Aussitôt, elle ne se soucia plus de son maquillage et courut avec son mari vers la cour arrière.

Arrivé à la chambre de sa belle-sœur, le frère de Qi Shi ne put y entrer pour éviter les soupçons, il ne put que faire les cent pas anxieusement dans la cour.

Les domestiques de la maison avaient reçu un avertissement de la vieille nourrice accompagnatrice de Qi Shi dès le matin. Pas un n'osa souffler mot de l'affaire de la veille et tous s'acquittèrent sagement de leurs tâches.

Dès que la belle-sœur de Qi Shi entra par la porte, elle vit Qi Shi adossée au chevet du lit, les cheveux en désordre. Les deux joues étaient rouges et gonflées, avec des traces de larmes séchées sur le visage.
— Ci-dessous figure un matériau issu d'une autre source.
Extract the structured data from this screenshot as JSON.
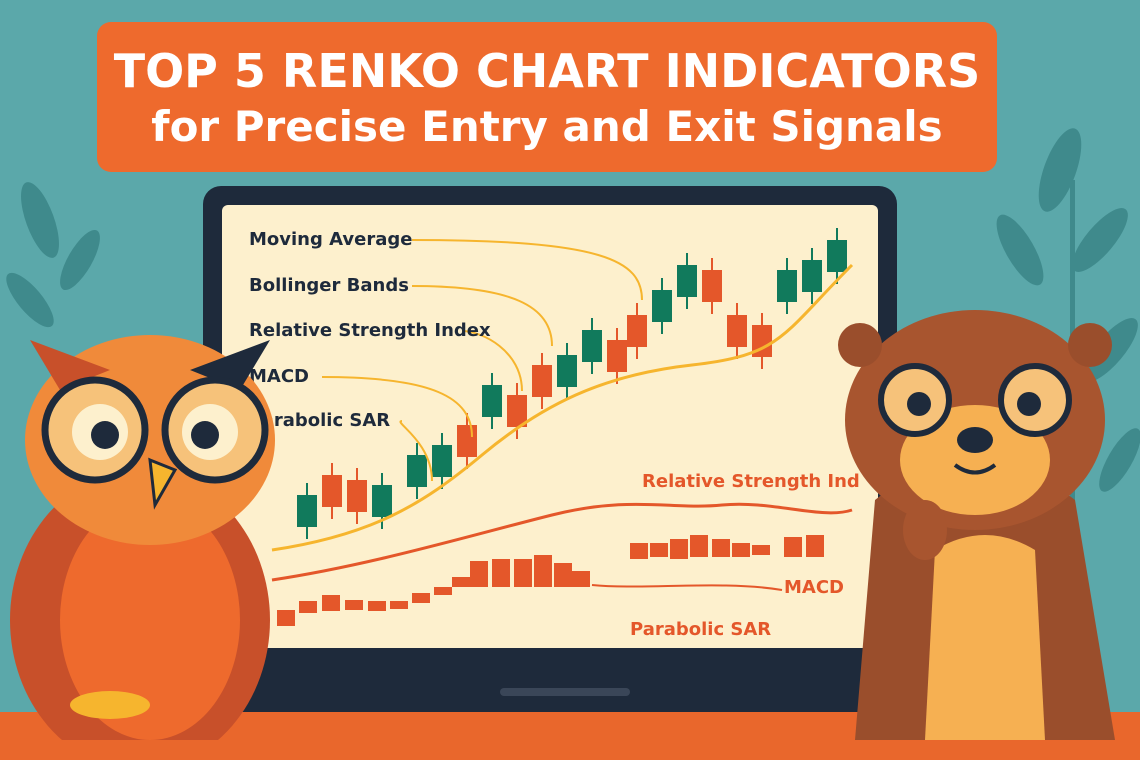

La vieille nourrice accompagnatrice la consolait à côté d'elle, mais Qi Shi semblait ne pas l'entendre, fixant le vide d'un regard sans vie, ne sachant que verser des larmes sans répondre.

« Sœur, qu'as-tu ? » La belle-sœur de Qi Shi s'approcha, saisit timidement la main de Qi Shi et demanda doucement.

On ne sait si ce fut parce qu'elle sentit la chaleur dans sa main, Qi Shi tourna soudain son regard vers sa belle-sœur. Après l'avoir regardée un moment, sans crier gare, ses larmes coulèrent en filets comme si elles ne coûtaient rien. Sanglotante, elle appela : « Belle-sœur ! » et s'enfouit dans ses bras, pleurant à gorge déployée.

La vieille nourrice à côté d'elles poussa un soupir de soulagement en voyant cela. Elle fit un signe de main à la belle-sœur de Qi Shi, indiquant de consoler Qi Shi d'abord et de parler du reste après qu'elle eût fini de pleurer.

La belle-sœur de Qi Shi comprit, attira Qi Shi dans ses bras, l'enlaça d'un bras autour des épaules et caressa doucement son dos de l'autre main.

Après un long moment, Qi Shi finit par avoir assez pleuré et s'appuya contre l'étreinte de sa belle-sœur, reniflant. Ses deux yeux étaient gonflés comme deux pêches.

« Petite sœur, qu'est-il t'arrivé ? » La belle-sœur de Qi Shi ne put se retenir et demanda doucement.

Cette question remit sur le tapis le triste sort de Qi Shi et ralluma sa colère. Reniflant, elle dit : « Belle-sœur, Mo Qilan n'est pas humain. Regarde ce qu'il m'a fait. Va dire à mon frère de le frapper pour moi ! »

Traduit par Éclipse Scans — soutenez leur travail en les suivant.